В одно время с выпискою из письма Жуковского дошло до меня известие о смерти Лермонтова. Какая противоположность в этих участях. Тут есть, однако, какой-то отпечаток провидения. Сравните, из каких стихий образовалась жизнь и поэзия того и другого, и тогда конец их покажется натуральным последствием и заключением. Карамзин и Жуковский: в последнем отразилась жизнь первого, равно как в Лермонтове отразился Пушкин. Это может подать повод ко многим размышлениям. Я говорю, что в нашу поэзию стреляют удачнее, чем в Луи-Филиппа, Вот второй раз, что не дают промаха. По случаю дуэли Лермонтова князь А.Н.Голицын рассказывал мне, что при Екатерине была дуэль между князем Голицыным и Шепелевым. Голицын был убит и не совсем правильно, по крайней мере так в городе говорили, и обвиняли Шепелева. Говорили также, что Потемкин не любил Голицына и принимал какое-то участие в этом поединке. Князь Александр Николаевич видел написанную по этому случаю записку Екатерины. Она, между прочим, говорила, что поединок хотя и преступление, не может быть судим обыкновенными уголовными законами: тут нужно не одно правосудие, но правота; что во Франции поединок судится трибуналом фельдмаршалов, но что у нас и фельдмаршалов мало, и этот трибунал был бы неудобен, а можно бы поручить Георгиевской думе, то есть выбранным из нее членам, рассмотрение и суждение поединков.

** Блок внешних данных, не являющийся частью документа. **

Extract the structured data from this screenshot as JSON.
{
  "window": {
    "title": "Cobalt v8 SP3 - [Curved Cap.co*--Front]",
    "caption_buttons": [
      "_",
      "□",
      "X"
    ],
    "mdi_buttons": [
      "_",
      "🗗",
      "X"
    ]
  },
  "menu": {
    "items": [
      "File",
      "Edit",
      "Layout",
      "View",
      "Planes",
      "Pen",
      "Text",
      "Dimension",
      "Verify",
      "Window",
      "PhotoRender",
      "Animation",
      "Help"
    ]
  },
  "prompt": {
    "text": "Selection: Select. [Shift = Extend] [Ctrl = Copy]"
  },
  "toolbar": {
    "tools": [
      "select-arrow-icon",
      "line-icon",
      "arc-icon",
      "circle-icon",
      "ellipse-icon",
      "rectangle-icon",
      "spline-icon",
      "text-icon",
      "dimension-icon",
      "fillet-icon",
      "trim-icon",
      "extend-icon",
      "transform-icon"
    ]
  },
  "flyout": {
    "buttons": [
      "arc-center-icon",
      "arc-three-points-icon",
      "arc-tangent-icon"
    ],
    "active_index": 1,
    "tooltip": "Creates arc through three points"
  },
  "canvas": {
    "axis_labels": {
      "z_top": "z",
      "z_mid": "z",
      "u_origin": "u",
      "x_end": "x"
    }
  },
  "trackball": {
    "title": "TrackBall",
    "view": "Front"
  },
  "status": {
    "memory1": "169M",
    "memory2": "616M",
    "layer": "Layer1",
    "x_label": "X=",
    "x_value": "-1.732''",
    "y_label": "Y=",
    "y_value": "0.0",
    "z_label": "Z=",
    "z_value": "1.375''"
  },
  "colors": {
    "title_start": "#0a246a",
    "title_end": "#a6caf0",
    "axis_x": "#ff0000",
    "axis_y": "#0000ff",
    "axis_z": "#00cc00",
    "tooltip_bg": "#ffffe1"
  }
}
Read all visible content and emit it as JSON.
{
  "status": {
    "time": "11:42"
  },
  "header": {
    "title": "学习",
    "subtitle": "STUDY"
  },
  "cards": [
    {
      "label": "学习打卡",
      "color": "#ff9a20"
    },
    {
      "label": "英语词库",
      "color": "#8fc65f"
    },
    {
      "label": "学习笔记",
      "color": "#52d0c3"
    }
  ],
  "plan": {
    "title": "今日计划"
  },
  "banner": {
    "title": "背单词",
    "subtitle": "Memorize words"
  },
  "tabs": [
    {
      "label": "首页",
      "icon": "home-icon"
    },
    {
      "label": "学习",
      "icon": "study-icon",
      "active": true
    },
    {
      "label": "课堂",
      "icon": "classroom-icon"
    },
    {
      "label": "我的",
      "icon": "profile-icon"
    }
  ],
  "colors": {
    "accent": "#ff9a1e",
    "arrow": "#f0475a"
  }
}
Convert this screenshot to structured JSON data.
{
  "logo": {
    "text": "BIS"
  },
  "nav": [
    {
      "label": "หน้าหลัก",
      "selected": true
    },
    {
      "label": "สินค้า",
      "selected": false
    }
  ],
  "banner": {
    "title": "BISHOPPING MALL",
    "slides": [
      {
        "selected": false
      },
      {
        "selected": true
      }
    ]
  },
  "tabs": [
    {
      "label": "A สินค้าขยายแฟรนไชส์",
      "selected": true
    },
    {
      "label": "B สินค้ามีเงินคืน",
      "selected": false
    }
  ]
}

Она поручила Потемкину обдумать эту мысль и дать ей созреть.

209[править]

Когда весь город был занят болезнью графа Канкрина, герцог Лейхтенбергский, встретившись с Меньшиковым, спросил его: «Quelles nouvelles a-t-on aujourd'hui de la sante de Cancrine?» — «De fort mauvaises, — отвечал он: <неразборчиво> vas beaucoup mieux». [«Какие сегодня известия о здоровьи Канкрина?» — «Самые дурные: ему гораздо лучше»].

Забавная шутка, но не шуточное свидетельство о единомыслии нашего министерства.

210*[править]

Булгарин напечатал во 2-й части Новоселья 1834 года повесть Приключение квартального надзирателя, которая кончается следующими словами:

«Это я заметил, служа в полиции». Фаддей Булгарин.

Вот славный эпиграф!

Примечания[править]

  1. Речь идет об Александре II и императрице Марии Александровне.